Ash Carter sure has his sights set on India as a balance to China–more further to this December 2015 post,
Pentagon Continues to Woo India
[Note links near end on strong Indian ties with Russia which US would like to loosen–unlikely]
1) April 12 at Defense One’s “D-Brief“:
…Carter and his New Delhi counterpart reached a preliminary deal on sharing military logistics in disaster responses, the AP reported.
What’s more, “Carter on Monday noted that India wants to move to a flat-deck design of its aircraft carriers, he said the U.S. is ‘more than willing’ to share its catapult technology used to launch fighter jets off carriers. Defense officials said that if India begins using the catapult technology, then there could be opportunities for India to buy U.S.-made FA-18 fighter jets or other aircraft that use that launching system [more on fighters below].”

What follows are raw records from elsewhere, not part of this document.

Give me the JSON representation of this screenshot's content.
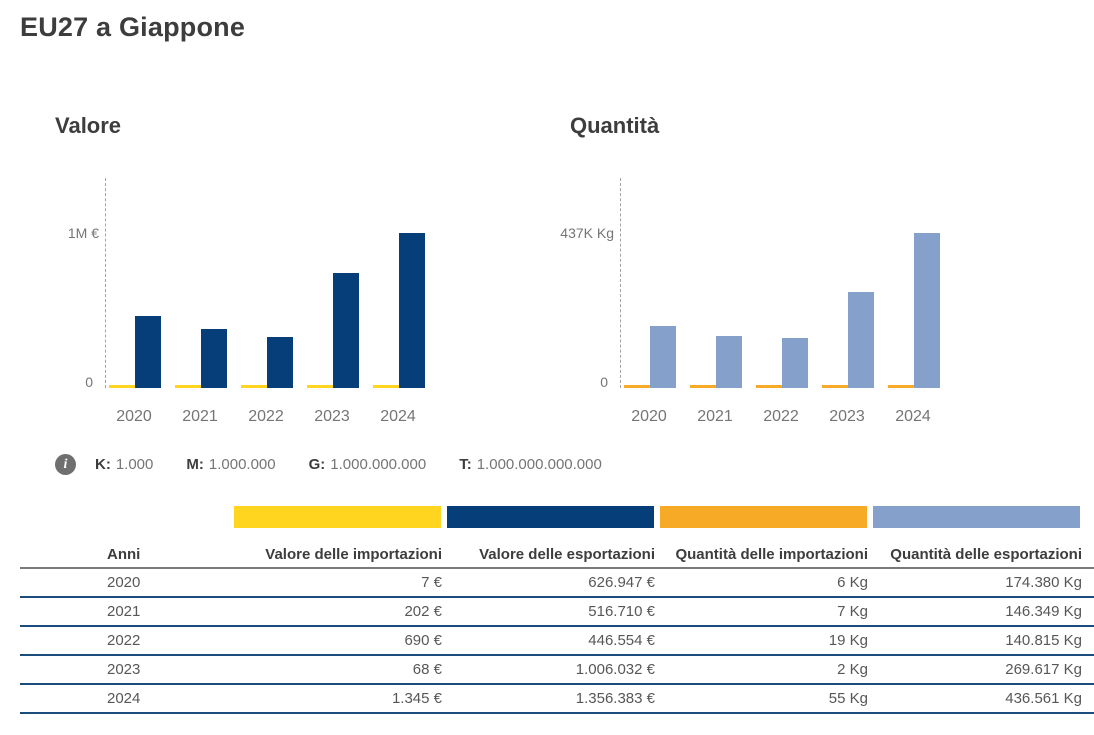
{
  "page": {
    "title": "EU27 a Giappone"
  },
  "chart_data": [
    {
      "type": "bar",
      "title": "Valore",
      "categories": [
        "2020",
        "2021",
        "2022",
        "2023",
        "2024"
      ],
      "series": [
        {
          "name": "Valore delle importazioni",
          "color": "#FFD51F",
          "values": [
            7,
            202,
            690,
            68,
            1345
          ]
        },
        {
          "name": "Valore delle esportazioni",
          "color": "#053E79",
          "values": [
            626947,
            516710,
            446554,
            1006032,
            1356383
          ]
        }
      ],
      "unit": "€",
      "ylim": [
        0,
        1356383
      ],
      "y_top_label": "1M €",
      "y_zero_label": "0",
      "grid": "off",
      "legend_position": "table-header"
    },
    {
      "type": "bar",
      "title": "Quantità",
      "categories": [
        "2020",
        "2021",
        "2022",
        "2023",
        "2024"
      ],
      "series": [
        {
          "name": "Quantità delle importazioni",
          "color": "#F6AA26",
          "values": [
            6,
            7,
            19,
            2,
            55
          ]
        },
        {
          "name": "Quantità delle esportazioni",
          "color": "#85A1CB",
          "values": [
            174380,
            146349,
            140815,
            269617,
            436561
          ]
        }
      ],
      "unit": "Kg",
      "ylim": [
        0,
        436561
      ],
      "y_top_label": "437K Kg",
      "y_zero_label": "0",
      "grid": "off",
      "legend_position": "table-header"
    }
  ],
  "prefix_legend": {
    "items": [
      {
        "key": "K:",
        "value": "1.000"
      },
      {
        "key": "M:",
        "value": "1.000.000"
      },
      {
        "key": "G:",
        "value": "1.000.000.000"
      },
      {
        "key": "T:",
        "value": "1.000.000.000.000"
      }
    ]
  },
  "table": {
    "swatch_colors": [
      "#FFD51F",
      "#053E79",
      "#F6AA26",
      "#85A1CB"
    ],
    "columns": [
      "Anni",
      "Valore delle importazioni",
      "Valore delle esportazioni",
      "Quantità delle importazioni",
      "Quantità delle esportazioni"
    ],
    "rows": [
      [
        "2020",
        "7 €",
        "626.947 €",
        "6 Kg",
        "174.380 Kg"
      ],
      [
        "2021",
        "202 €",
        "516.710 €",
        "7 Kg",
        "146.349 Kg"
      ],
      [
        "2022",
        "690 €",
        "446.554 €",
        "19 Kg",
        "140.815 Kg"
      ],
      [
        "2023",
        "68 €",
        "1.006.032 €",
        "2 Kg",
        "269.617 Kg"
      ],
      [
        "2024",
        "1.345 €",
        "1.356.383 €",
        "55 Kg",
        "436.561 Kg"
      ]
    ]
  }
}
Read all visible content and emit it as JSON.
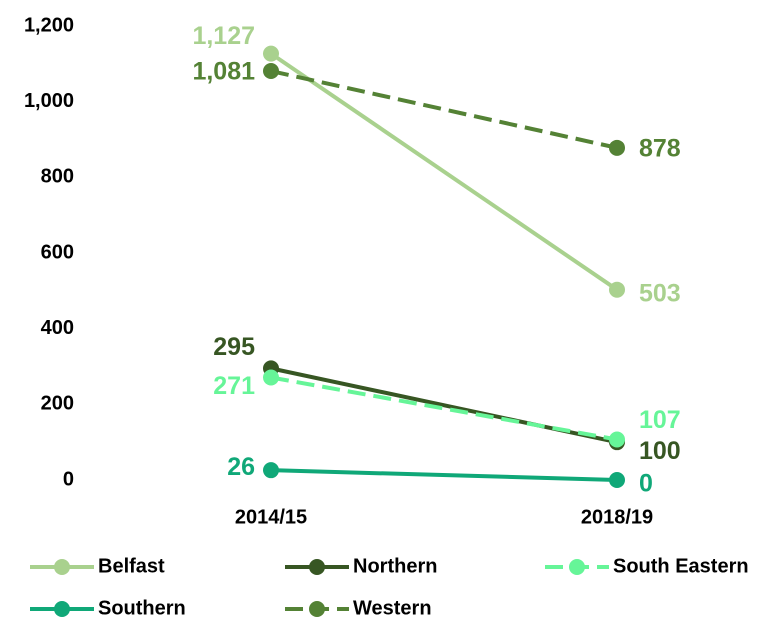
{
  "chart_data": {
    "type": "line",
    "categories": [
      "2014/15",
      "2018/19"
    ],
    "series": [
      {
        "name": "Belfast",
        "color": "#a9d18e",
        "dashed": false,
        "values": [
          1127,
          503
        ],
        "value_labels": [
          "1,127",
          "503"
        ]
      },
      {
        "name": "Northern",
        "color": "#375623",
        "dashed": false,
        "values": [
          295,
          100
        ]
      },
      {
        "name": "South Eastern",
        "color": "#66f598",
        "dashed": true,
        "values": [
          271,
          107
        ]
      },
      {
        "name": "Southern",
        "color": "#10a878",
        "dashed": false,
        "values": [
          26,
          0
        ]
      },
      {
        "name": "Western",
        "color": "#548235",
        "dashed": true,
        "values": [
          1081,
          878
        ],
        "value_labels": [
          "1,081",
          "878"
        ]
      }
    ],
    "ylim": [
      0,
      1200
    ],
    "yticks": [
      0,
      200,
      400,
      600,
      800,
      {
        "value": 1000,
        "label": "1,000"
      },
      {
        "value": 1200,
        "label": "1,200"
      }
    ],
    "grid": false,
    "legend": "bottom"
  }
}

But wait, there’s still more: “On Tuesday, Carter announced that the two countries have now agreed to start two more co-development projects—one for digital, helmet-mounted displays and one for biological detection system. Four other projects, valued at about $44 million, are being finalized and would involve high energy lasers, target detection, small drones and traumatic brain injury.” Read the rest, here…
Pentagon Team in India for Fighter Coproduction Talks [Super Hornet, F-16V]

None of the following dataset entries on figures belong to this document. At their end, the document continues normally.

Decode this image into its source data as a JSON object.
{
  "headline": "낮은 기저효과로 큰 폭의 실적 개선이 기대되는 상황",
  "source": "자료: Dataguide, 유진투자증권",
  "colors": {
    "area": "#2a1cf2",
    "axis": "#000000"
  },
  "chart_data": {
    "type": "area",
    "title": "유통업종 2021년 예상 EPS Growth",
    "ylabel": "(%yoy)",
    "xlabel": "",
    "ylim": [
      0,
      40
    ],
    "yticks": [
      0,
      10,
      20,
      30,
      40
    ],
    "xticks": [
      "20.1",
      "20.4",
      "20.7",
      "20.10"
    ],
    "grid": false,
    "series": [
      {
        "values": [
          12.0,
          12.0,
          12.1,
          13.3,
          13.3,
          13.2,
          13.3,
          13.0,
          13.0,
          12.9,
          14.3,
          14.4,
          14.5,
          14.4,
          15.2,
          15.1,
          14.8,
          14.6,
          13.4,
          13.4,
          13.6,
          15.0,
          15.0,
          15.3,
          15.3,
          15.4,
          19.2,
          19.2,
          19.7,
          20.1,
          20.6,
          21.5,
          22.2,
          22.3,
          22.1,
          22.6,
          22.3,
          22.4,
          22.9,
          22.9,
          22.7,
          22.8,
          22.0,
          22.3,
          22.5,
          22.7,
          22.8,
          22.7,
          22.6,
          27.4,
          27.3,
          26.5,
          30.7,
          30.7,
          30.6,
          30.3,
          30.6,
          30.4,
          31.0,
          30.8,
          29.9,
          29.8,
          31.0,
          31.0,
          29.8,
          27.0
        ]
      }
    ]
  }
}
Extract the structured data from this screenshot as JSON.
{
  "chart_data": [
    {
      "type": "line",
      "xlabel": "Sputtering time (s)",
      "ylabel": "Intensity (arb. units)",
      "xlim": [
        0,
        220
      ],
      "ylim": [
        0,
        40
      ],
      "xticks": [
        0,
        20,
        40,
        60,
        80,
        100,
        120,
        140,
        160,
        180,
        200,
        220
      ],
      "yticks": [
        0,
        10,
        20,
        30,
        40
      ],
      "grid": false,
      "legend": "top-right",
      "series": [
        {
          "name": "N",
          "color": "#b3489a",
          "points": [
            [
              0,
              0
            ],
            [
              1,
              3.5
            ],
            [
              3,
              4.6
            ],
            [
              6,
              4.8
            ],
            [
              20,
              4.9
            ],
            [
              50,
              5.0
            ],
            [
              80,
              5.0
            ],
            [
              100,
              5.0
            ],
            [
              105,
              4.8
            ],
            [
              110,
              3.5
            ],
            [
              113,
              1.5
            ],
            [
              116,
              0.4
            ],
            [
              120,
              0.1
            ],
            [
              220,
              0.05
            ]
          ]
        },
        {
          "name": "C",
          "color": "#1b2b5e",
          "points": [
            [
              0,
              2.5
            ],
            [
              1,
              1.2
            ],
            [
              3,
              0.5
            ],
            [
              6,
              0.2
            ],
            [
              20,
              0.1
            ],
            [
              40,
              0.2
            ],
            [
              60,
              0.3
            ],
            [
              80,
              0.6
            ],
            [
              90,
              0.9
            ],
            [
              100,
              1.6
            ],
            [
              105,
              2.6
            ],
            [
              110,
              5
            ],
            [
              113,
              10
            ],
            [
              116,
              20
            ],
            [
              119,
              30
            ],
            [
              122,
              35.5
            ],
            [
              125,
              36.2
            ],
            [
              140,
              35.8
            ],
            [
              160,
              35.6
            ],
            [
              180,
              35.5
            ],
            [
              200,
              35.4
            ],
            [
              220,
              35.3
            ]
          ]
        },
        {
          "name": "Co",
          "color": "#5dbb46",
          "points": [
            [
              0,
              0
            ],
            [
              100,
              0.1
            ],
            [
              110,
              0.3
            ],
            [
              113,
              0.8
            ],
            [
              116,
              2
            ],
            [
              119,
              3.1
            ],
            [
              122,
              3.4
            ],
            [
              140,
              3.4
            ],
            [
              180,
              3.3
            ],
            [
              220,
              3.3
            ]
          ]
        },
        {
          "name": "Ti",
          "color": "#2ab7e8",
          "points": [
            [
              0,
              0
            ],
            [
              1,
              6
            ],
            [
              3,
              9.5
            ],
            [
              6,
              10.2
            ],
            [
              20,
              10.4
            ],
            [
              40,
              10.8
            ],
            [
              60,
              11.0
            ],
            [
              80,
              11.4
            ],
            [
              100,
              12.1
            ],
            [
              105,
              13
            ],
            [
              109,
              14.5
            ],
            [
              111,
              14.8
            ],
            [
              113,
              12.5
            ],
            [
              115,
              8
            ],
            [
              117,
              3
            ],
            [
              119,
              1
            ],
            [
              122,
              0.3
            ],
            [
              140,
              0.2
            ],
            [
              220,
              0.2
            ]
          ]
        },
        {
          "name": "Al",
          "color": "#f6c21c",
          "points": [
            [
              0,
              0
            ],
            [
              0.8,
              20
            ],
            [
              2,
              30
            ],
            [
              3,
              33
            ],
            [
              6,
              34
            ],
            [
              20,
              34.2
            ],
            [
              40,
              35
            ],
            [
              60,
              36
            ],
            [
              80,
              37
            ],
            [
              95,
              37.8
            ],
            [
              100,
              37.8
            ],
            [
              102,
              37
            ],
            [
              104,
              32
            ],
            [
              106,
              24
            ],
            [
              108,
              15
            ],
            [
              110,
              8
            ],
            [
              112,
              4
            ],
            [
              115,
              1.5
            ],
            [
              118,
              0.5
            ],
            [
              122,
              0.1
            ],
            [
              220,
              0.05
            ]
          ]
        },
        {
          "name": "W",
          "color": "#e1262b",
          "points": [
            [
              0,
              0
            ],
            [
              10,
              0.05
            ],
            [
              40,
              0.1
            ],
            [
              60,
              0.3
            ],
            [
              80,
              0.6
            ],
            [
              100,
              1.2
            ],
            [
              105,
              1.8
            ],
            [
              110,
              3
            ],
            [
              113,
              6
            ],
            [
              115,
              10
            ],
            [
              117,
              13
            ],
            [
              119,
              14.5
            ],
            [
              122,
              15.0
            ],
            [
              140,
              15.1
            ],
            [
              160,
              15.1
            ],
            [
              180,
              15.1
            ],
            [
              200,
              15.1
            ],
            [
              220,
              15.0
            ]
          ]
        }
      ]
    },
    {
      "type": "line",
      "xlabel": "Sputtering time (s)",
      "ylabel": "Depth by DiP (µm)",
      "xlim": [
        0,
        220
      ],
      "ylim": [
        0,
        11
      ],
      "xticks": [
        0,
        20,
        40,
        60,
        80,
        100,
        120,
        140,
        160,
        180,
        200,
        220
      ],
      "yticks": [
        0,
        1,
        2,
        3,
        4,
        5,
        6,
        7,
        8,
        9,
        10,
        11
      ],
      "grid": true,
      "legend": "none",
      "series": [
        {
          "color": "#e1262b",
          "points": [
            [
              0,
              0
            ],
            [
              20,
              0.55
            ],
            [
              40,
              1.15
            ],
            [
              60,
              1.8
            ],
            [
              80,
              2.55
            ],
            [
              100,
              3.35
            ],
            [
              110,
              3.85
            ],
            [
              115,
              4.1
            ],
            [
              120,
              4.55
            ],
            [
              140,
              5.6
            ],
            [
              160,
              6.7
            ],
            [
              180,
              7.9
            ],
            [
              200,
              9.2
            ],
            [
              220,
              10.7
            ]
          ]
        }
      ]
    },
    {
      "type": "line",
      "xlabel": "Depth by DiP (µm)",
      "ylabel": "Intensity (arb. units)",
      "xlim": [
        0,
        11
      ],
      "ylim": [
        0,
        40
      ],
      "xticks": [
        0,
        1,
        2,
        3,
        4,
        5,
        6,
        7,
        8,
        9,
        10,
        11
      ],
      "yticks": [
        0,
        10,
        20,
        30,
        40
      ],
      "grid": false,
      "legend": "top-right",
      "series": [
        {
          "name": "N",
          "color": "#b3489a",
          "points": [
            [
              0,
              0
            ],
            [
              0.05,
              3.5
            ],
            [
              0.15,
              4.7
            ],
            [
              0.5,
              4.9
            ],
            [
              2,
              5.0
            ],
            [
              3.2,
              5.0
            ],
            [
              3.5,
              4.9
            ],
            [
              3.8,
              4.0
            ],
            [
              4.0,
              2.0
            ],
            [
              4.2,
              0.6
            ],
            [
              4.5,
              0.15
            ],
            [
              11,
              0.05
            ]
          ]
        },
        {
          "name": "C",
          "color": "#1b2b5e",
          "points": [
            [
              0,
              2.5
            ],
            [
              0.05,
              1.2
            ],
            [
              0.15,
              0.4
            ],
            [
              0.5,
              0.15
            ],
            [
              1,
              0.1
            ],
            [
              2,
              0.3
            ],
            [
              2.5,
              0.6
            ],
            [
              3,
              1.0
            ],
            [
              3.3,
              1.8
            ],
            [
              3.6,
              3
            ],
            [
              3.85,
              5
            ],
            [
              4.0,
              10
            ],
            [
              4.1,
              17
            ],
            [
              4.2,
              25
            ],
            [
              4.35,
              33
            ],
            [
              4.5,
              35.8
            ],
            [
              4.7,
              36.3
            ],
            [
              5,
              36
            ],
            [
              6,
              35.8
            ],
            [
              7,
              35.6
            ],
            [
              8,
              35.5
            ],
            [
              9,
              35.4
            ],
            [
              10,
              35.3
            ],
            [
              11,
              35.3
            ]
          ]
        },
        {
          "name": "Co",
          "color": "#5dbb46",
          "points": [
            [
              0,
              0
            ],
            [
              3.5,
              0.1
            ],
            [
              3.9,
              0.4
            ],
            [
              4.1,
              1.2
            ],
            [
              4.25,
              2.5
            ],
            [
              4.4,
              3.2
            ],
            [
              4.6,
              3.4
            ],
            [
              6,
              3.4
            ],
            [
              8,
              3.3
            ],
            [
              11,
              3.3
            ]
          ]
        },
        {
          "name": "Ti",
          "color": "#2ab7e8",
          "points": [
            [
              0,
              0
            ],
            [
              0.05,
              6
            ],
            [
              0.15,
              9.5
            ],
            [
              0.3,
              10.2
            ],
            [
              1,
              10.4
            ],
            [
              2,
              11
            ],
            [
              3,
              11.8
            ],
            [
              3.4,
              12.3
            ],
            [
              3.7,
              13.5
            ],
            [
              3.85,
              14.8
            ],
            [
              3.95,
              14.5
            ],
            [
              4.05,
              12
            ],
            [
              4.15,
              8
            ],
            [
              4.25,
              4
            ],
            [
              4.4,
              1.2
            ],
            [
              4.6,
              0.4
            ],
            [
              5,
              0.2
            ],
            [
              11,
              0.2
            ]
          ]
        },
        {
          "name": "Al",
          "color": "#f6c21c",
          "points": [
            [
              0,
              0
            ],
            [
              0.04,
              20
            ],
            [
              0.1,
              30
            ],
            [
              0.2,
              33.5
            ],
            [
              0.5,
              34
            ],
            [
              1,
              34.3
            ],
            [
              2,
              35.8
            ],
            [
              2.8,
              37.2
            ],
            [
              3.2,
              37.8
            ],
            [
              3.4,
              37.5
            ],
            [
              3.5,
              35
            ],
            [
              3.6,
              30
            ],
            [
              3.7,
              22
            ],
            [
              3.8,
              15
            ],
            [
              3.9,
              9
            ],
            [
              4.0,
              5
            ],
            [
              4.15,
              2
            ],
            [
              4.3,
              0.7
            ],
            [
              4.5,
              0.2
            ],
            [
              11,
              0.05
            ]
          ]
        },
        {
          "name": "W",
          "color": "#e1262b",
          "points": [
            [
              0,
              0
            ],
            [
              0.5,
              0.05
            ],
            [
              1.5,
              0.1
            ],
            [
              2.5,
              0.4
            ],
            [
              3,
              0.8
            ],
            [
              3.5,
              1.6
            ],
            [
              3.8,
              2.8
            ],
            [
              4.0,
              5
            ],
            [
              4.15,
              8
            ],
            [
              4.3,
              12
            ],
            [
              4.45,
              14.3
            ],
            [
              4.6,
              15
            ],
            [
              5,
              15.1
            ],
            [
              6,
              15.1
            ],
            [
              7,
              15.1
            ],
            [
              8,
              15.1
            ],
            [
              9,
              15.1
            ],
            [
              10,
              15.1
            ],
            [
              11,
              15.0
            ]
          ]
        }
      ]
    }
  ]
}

Will India and the United States Coproduce Fighter Aircraft?
2) April 13 at Foreign Policy’s “Situation Report“:
Travels with Ash. Defense Secretary Ash Carter kicked off his trip to India with a news conference alongside Indian Defense Minister Manohar Parrikar, announcing a series of defense agreements. Despite the pomp and circumstance, the announcements were a bit of a snoozer with few major initiatives unveiled. While previous reports had suggested the U.S. and India were in talks over to conduct joint patrols in the South China Sea, the two defense chiefs instead released a generic statement affirming the importance of freedom of navigation in the region.
India is looking to buy armed Predator drones from the United States, though it appears talks are ongoing. The U.S. and India are discussing the purchase 40 surveillance-only versions of the Predator drone, but the Indian Air Force has also expressed interest in purchasing 100 armed Predator C Avengers. In September, Indian media reported that India had purchased 10 armed Heron TP drones from Israel. Pakistan, India’s regional rival, has already acquired an armed drone, the Burraq, reportedly with the help of Chinese technology…
In spite of all the wooing the Indians will not let themselves effectively become close allies of the US.